You can see that the last value is zero in the Frequency table, which is there because the FREQUENCY function itself works in a way that it searches for each data value and makes sure that it falls in a specific class. At the end, it checks for a condition above the last class value. In this case, it is by default checking if any value is above 80 and setting frequency to zero because there is no value above 80 in the data.
Using this method, you can determine frequency in Google Sheets based on raw data.
How do I make a frequency histogram in Google Sheets?
Perhaps you want to make a histogram based on frequency data in Google Sheets.
The most straightforward answer to this is to go to the Insert menu, click on the Charts option, and Google Sheets’ IntelliSense will automatically pick the histogram chart for data arranged like this, provided that the classes are uniformly created for the data.
However, if you want a step-by-step guide, check out the article How to make a histogram in Google Sheets. It describes the steps to follow in order to make your own histogram and personalize it.
What is the best way to display frequency data in Google Sheets?
If you have frequency data to share with others, you likely want to know the best way to present that data. Here is some advice in that regard:
1. If your database is relatively huge and cluttered, create frequency classes and distribute the frequencies using the method described above. This will make a frequency table, which will make your data more easily understood.

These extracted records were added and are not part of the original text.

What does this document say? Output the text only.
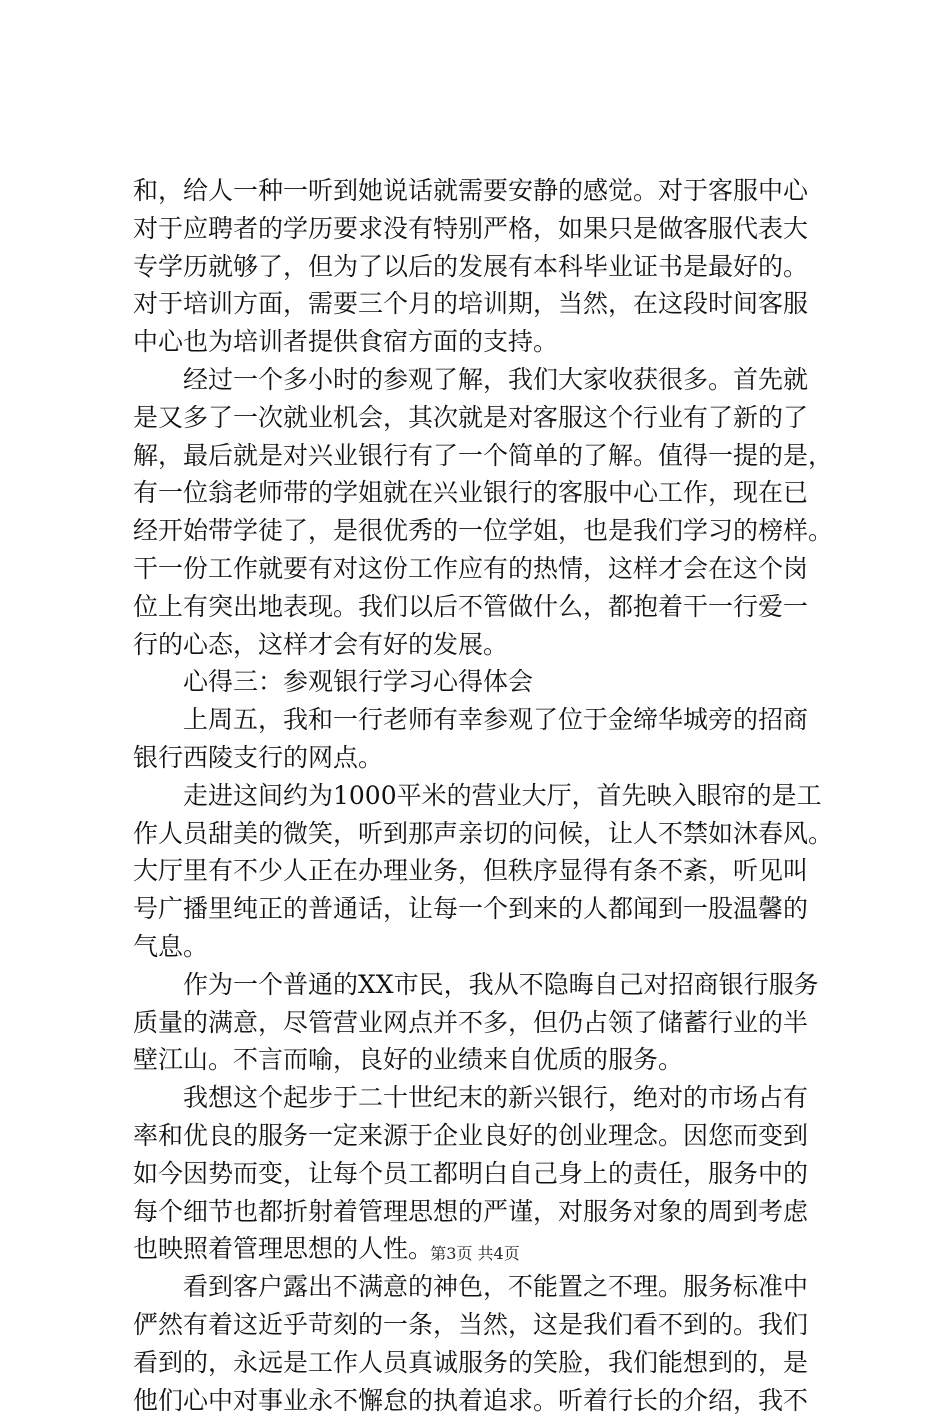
和，给人一种一听到她说话就需要安静的感觉。对于客服中心
对于应聘者的学历要求没有特别严格，如果只是做客服代表大
专学历就够了，但为了以后的发展有本科毕业证书是最好的。
对于培训方面，需要三个月的培训期，当然，在这段时间客服
中心也为培训者提供食宿方面的支持。
经过一个多小时的参观了解，我们大家收获很多。首先就
是又多了一次就业机会，其次就是对客服这个行业有了新的了
解，最后就是对兴业银行有了一个简单的了解。值得一提的是，
有一位翁老师带的学姐就在兴业银行的客服中心工作，现在已
经开始带学徒了，是很优秀的一位学姐，也是我们学习的榜样。
干一份工作就要有对这份工作应有的热情，这样才会在这个岗
位上有突出地表现。我们以后不管做什么，都抱着干一行爱一
行的心态，这样才会有好的发展。
心得三：参观银行学习心得体会
上周五，我和一行老师有幸参观了位于金缔华城旁的招商
银行西陵支行的网点。
走进这间约为1000平米的营业大厅，首先映入眼帘的是工
作人员甜美的微笑，听到那声亲切的问候，让人不禁如沐春风。
大厅里有不少人正在办理业务，但秩序显得有条不紊，听见叫
号广播里纯正的普通话，让每一个到来的人都闻到一股温馨的
气息。
作为一个普通的XX市民，我从不隐晦自己对招商银行服务
质量的满意，尽管营业网点并不多，但仍占领了储蓄行业的半
壁江山。不言而喻，良好的业绩来自优质的服务。
我想这个起步于二十世纪末的新兴银行，绝对的市场占有
率和优良的服务一定来源于企业良好的创业理念。因您而变到
如今因势而变，让每个员工都明白自己身上的责任，服务中的
每个细节也都折射着管理思想的严谨，对服务对象的周到考虑
也映照着管理思想的人性。
看到客户露出不满意的神色，不能置之不理。服务标准中
俨然有着这近乎苛刻的一条，当然，这是我们看不到的。我们
看到的，永远是工作人员真诚服务的笑脸，我们能想到的，是
他们心中对事业永不懈怠的执着追求。听着行长的介绍，我不
第3页 共4页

2. Histograms are a great way to visually describe your frequency data when the number of classes are defined and are generally less than 20 or 25. This is because the histogram best visualizes the distribution when there are less than 20 to 25 bins; otherwise, it gets too cluttered.
3. If you have more than 20 to 25 classes and want to show the area your frequency data covers, using a frequency polygon is the best option. It works just as well for fewer classes, so you can use it in place of a histogram.
In short, the frequency polygon is an excellent go-to option to display your frequency data in Google Sheets, no matter how much data you have.